Apple Vision Pro Review – Pros of the first month

  • Comfortable and safe to use for several hours
  • No noticeable eye, skin or other physical reaction after prolonged use.
  • You you get used to wearing it and you may forget that it is there.
  • Gestures of looking and pinching still seem magical.
  • Adding a trackpad and keyboard makes it workable.
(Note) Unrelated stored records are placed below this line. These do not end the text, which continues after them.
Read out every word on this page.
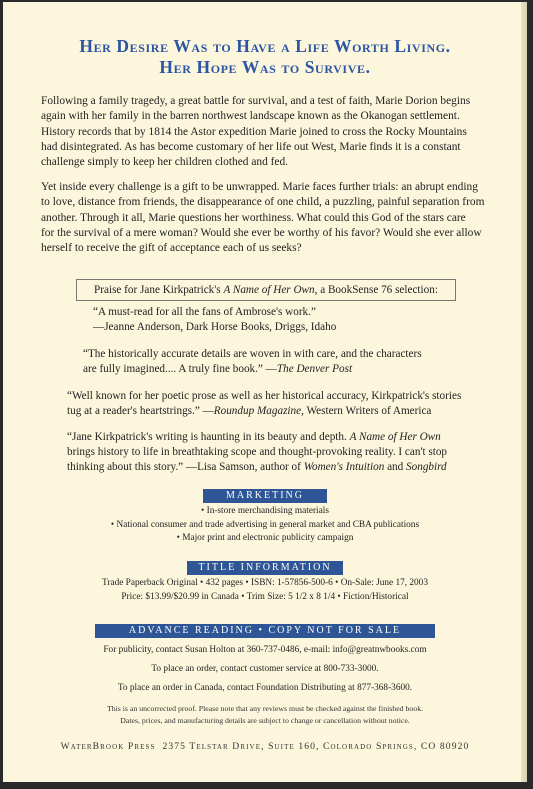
Her Desire Was to Have a Life Worth Living.
Her Hope Was to Survive.
Following a family tragedy, a great battle for survival, and a test of faith, Marie Dorion begins
again with her family in the barren northwest landscape known as the Okanogan settlement.
History records that by 1814 the Astor expedition Marie joined to cross the Rocky Mountains
had disintegrated. As has become customary of her life out West, Marie finds it is a constant
challenge simply to keep her children clothed and fed.
Yet inside every challenge is a gift to be unwrapped. Marie faces further trials: an abrupt ending
to love, distance from friends, the disappearance of one child, a puzzling, painful separation from
another. Through it all, Marie questions her worthiness. What could this God of the stars care
for the survival of a mere woman? Would she ever be worthy of his favor? Would she ever allow
herself to receive the gift of acceptance each of us seeks?
Praise for Jane Kirkpatrick's A Name of Her Own, a BookSense 76 selection:
“A must-read for all the fans of Ambrose's work.”
—Jeanne Anderson, Dark Horse Books, Driggs, Idaho
“The historically accurate details are woven in with care, and the characters
are fully imagined.... A truly fine book.” —The Denver Post
“Well known for her poetic prose as well as her historical accuracy, Kirkpatrick's stories
tug at a reader's heartstrings.” —Roundup Magazine, Western Writers of America
“Jane Kirkpatrick's writing is haunting in its beauty and depth. A Name of Her Own
brings history to life in breathtaking scope and thought-provoking reality. I can't stop
thinking about this story.” —Lisa Samson, author of Women's Intuition and Songbird
MARKETING
• In-store merchandising materials
• National consumer and trade advertising in general market and CBA publications
• Major print and electronic publicity campaign
TITLE INFORMATION
Trade Paperback Original • 432 pages • ISBN: 1-57856-500-6 • On-Sale: June 17, 2003
Price: $13.99/$20.99 in Canada • Trim Size: 5 1/2 x 8 1/4 • Fiction/Historical
ADVANCE READING • COPY NOT FOR SALE
For publicity, contact Susan Holton at 360-737-0486, e-mail: info@greatnwbooks.com
To place an order, contact customer service at 800-733-3000.
To place an order in Canada, contact Foundation Distributing at 877-368-3600.
This is an uncorrected proof. Please note that any reviews must be checked against the finished book.
Dates, prices, and manufacturing details are subject to change or cancellation without notice.
WaterBrook Press 2375 Telstar Drive, Suite 160, Colorado Springs, CO 80920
Apple Vision Pro review – cons of the first month

  • Limited selection of native applications
  • Almost complete absence of game narrative
  • Zero new immersive experiences within one month.
  • The control center needs to be rethought.
  • Early adoption also means looking for bugs and edge cases that won't be fixed anytime soon.
  • Apple needs to encourage creatives to create apps and experiences for the platform, but it doesn't seem to be happening.

Rating: 4 out of 5

Strong>

Apple Vision Pro arrived in a world with a hardware boom and a software whimper. Developers are working hard to support VisionOS with native apps, but it will take time.

The success or failure of the new platform will be determined by Apple's ability to work well with others. It's been an amazing device for work and play so far, but it still has a long way to go.

So far it has a rating of 4 out of 5. Let's see how it will look in a few months.

How to buy Apple Vision Pro

Ordering an Apple Vision Pro is not much different than purchasing any other Apple product, except that it is only available from Apple online and in retail at launch. Customers will need to have a few things ready, such as a recipe, to ensure the ordering process goes smoothly.

Apple Vision Pro is available directly from Apple starting at $3,499 with 256GB of storage. Upgrade to 512GB or 1TB storage for an additional $200 per tier. Optical inserts cost $99 for readers and $149 for prescriptions.